Sąd Najwyższy uznał, że świadczenie przewidziane w § 25 ust. 3 umowy miało charakter represyjny, odmienny niż świadczenie wynikające z art. 224, 225 i 230 k.c., skoro przewidziano w nim, że jest ono równe trzykrotności stawki czynszu należnego za dzierżawę. Tak określona wysokość świadczenia wskazuje na to, iż jego celem miało być nie tylko uzyskanie wynagrodzenia za dalsze korzystanie przez wydzierżawiającego z tego lokalu, ale także miało ono dyscyplinować drugą stronę do wydania lokalu po ustaniu stosunku prawnego łączącego strony, a przez to miało w sobie element represyjny niewystępujący w roszczeniu służącemu właścicielowi rzeczy przeciwko jej posiadaczowi bez tytułu prawnego o wynagrodzenie za korzystanie z rzeczy. Dlatego za błędny uznał Sąd Najwyższy argument Sądu Apelacyjnego, że za przyjętą wykładnią spornego postanowienia umowy przemawiała okoliczność, że kara umowna ma charakter świadczenia jednorazowego, a przysługujące właścicielowi rzeczy przeciwko jej posiadaczowi wynagrodzenie za bezumowne korzystanie z nieruchomości ma charakter świadczenia okresowego.

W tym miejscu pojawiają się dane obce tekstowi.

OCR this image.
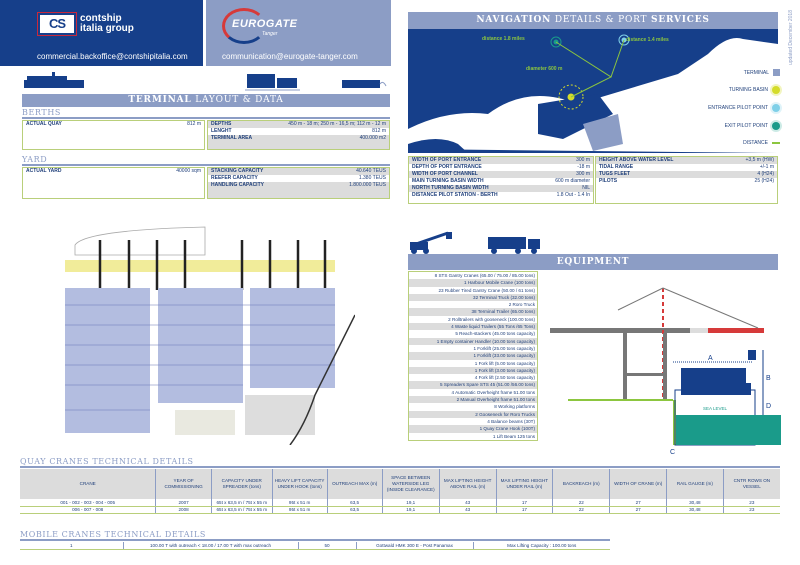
CS	contship
italia group
commercial.backoffice@contshipitalia.com
EUROGATE
Tanger
communication@eurogate-tanger.com
TERMINAL LAYOUT & DATA
BERTHS
ACTUAL QUAY	812 m DEPTHS	450 m - 18 m; 250 m - 16,5 m; 112 m - 12 m
LENGHT	812 m
TERMINAL AREA	400.000 m2
YARD
ACTUAL YARD	40000 sqm STACKING CAPACITY	40.640 TEUS
REEFER CAPACITY	1.380 TEUS
HANDLING CAPACITY	1.800.000 TEUS
NAVIGATION DETAILS & PORT SERVICES
distance 1.8 miles	distance 1.4 miles
diameter 600 m
TERMINAL
TURNING BASIN
ENTRANCE PILOT POINT
EXIT PILOT POINT
DISTANCE
updated December 2018
WIDTH OF PORT ENTRANCE	300 m
DEPTH OF PORT ENTRANCE	-18 m
WIDTH OF PORT CHANNEL	300 m
MAIN TURNING BASIN WIDTH	600 m diameter
NORTH TURNING BASIN WIDTH	NIL
DISTANCE PILOT STATION - BERTH	1.8 Out - 1.4 In
HEIGHT ABOVE WATER LEVEL	+3,5 m (HW)
TIDAL RANGE	+/-1 m
TUGS FLEET	4 (H24)
PILOTS	25 (H24)
EQUIPMENT
8 STS Gantry Cranes (65.00 / 75.00 / 85.00 tons)
1 Harbour Mobile Crane (100 tons)
23 Rubber Tired Gantry Crane (50.00 / 61 tons)
32 Terminal Truck (32.00 tons)
2 Roro Truck
38 Terminal Trailer (65.00 tons)
2 Rolltrailers with gooseneck (100.00 tons)
4 Waste liquid Trailers (55 Tons /65 Tons)
5 Reach-stackers (45.00 tons capacity)
1 Empty container Handler (10.00 tons capacity)
1 Forklift (25.00 tons capacity)
1 Forklift (33.00 tons capacity)
1 Fork lift (5.00 tons capacity)
1 Fork lift (3.00 tons capacity)
4 Fork lift (2.50 tons capacity)
5 Spreaders Spare STS 45 (51.00 /56.00 tons)
4 Automatic Overheight frame 51.00 tons
2 Manual Overheight frame 51.00 tons
8 Working platforms
2 Gooseneck for Roro Trucks
4 Balance beams (30T)
1 Quay Crane Hook (100T)
1 Lift Beam 125 tons
A
B
D
C
SEA LEVEL
QUAY CRANES TECHNICAL DETAILS
CRANE	YEAR OF COMMISSIONING	CAPACITY UNDER SPREADER (tons)	HEAVY LIFT CAPACITY UNDER HOOK (tons)	OUTREACH MAX (m)	SPACE BETWEEN WATERSIDE LEG (INSIDE CLEARANCE)	MAX LIFTING HEIGHT ABOVE RAIL (m)	MAX LIFTING HEIGHT UNDER RAIL (m)	BACKREACH (m)	WIDTH OF CRANE (m)	RAIL GAUGE (m)	CNTR ROWS ON VESSEL
001 - 002 - 003 - 004 - 005	2007	65t x 63,5 m / 75t x 55 m	95t x 51 m	63,5	19,1	43	17	22	27	30,48	23
006 - 007 - 008	2008	65t x 63,5 m / 75t x 55 m	95t x 51 m	63,5	19,1	43	17	22	27	30,48	23
MOBILE CRANES TECHNICAL DETAILS
1	100.00 T with outreach < 18.00 / 17.00 T with max outreach	50	Gottwald HMK 300 E - Post Panamax	Max Lifting Capacity : 100.00 tons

Sąd Najwyższy wskazał, że w orzecznictwie Sądu Najwyższego przyjmuje się dyspozytywny charakter przepisów o roszczeniach uzupełniających przysługujących właścicielowi, które nie mają zastosowania wówczas, gdy właściciel z posiadaczem rzeczy inaczej w umowie uregulowali sposób rozliczenia między nimi konsekwencji wynikających z posiadania rzeczy. W związku z tym w ocenie Sądu Najwyższego zachodziła także potrzeba oceny, czy inna od przyjętej przez Sąd odwoławczy wykładnia postanowienia § 25 ust. 3 umowy, mieściła się w granicach swobody umów określonej w art. 353 1 k.c., a w konsekwencji, czy nie wyłączała zastosowania przepisów art. 225 w zw. z art. 224 § 2 i art. 230 k.c.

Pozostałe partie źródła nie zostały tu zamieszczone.